Don't Take Sides, Take Issues (How To Think About Wikileaks) - joshfraser
http://chrisyeh.blogspot.com/2010/12/dont-take-sides-take-issues-how-to.html
======
pedalpete
Isn't the 'crime' that Assange purchased/published stolen material?

In the end, does any of this really matter? has there been anything on
Wikileaks which exposed mass injustice and therefore we can attempt to
overlook the fact that this man published confidential gov't information which
was received illegally.

I'm surprised that all the media is focused on Assange, who is really just a
distributor of the data gathered by Bradley Manning.
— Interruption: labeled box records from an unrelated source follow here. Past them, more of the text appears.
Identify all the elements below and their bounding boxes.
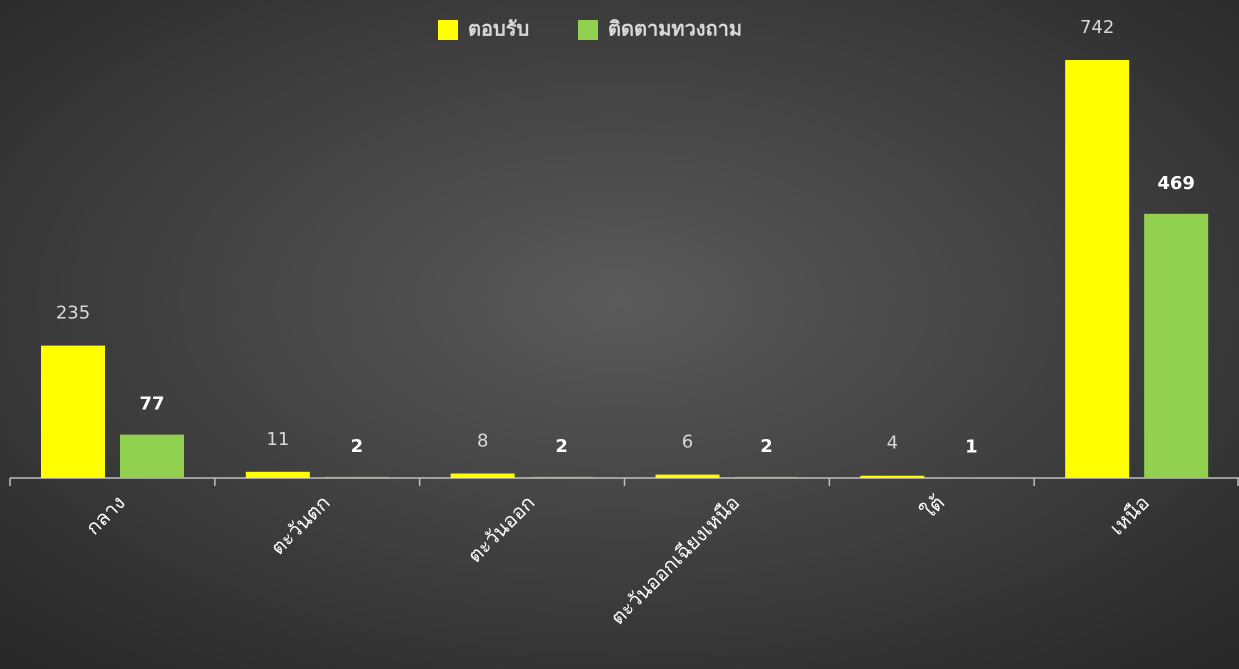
value-label: 4 <box>887 433 898 454</box>
value-label: 2 <box>351 436 364 457</box>
bar <box>41 345 105 478</box>
bar <box>734 476 799 478</box>
bar <box>529 476 594 478</box>
bar <box>1065 60 1130 478</box>
bar <box>245 471 310 478</box>
bar <box>120 434 184 478</box>
value-label: 469 <box>1157 173 1195 194</box>
value-label: 2 <box>760 436 773 457</box>
legend-label: ตอบรับ <box>468 17 529 41</box>
legend-swatch <box>578 20 598 40</box>
value-label: 77 <box>139 394 164 415</box>
legend: ตอบรับ ติดตามทวงถาม <box>438 17 742 41</box>
legend-label: ติดตามทวงถาม <box>608 17 742 41</box>
value-label: 742 <box>1080 17 1114 38</box>
bar <box>1144 213 1209 478</box>
bar <box>324 476 389 478</box>
value-label: 2 <box>555 436 568 457</box>
value-label: 235 <box>56 303 90 324</box>
bar <box>939 477 1004 478</box>
value-label: 6 <box>682 432 693 453</box>
value-label: 1 <box>965 436 978 457</box>
bar <box>450 473 515 478</box>
value-label: 8 <box>477 430 488 451</box>
legend-swatch <box>438 20 458 40</box>
value-label: 11 <box>266 429 289 450</box>
bar <box>860 475 925 478</box>
bar <box>655 474 720 478</box>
At the same time, the whole thing is very sad. Manning is in a whole heap of
trouble and I suspect will spend much of his remaining life in a US military
prison. Assange has people threatening his life and governments after him. And
in the end, for what? This isn't Watergate (unless I'm missing something).
They aren't Woodward, Bernstein and DeepThroat, even if that was their initial
goal.

They should have looked at the materials they received, measured the influence
those materials would have had to make the world a better place, and then
decided on an action.

Instead they bragged to the world that they had managed to gather all this
'confidential' material, and possibly ruined both of their lives in the
process. I'm sure we'll all remember Assange, Manning seems to have already
been forgotten by most, and the only thing that will change is the
intelligence community will get smarter about hiding their 'secrets'.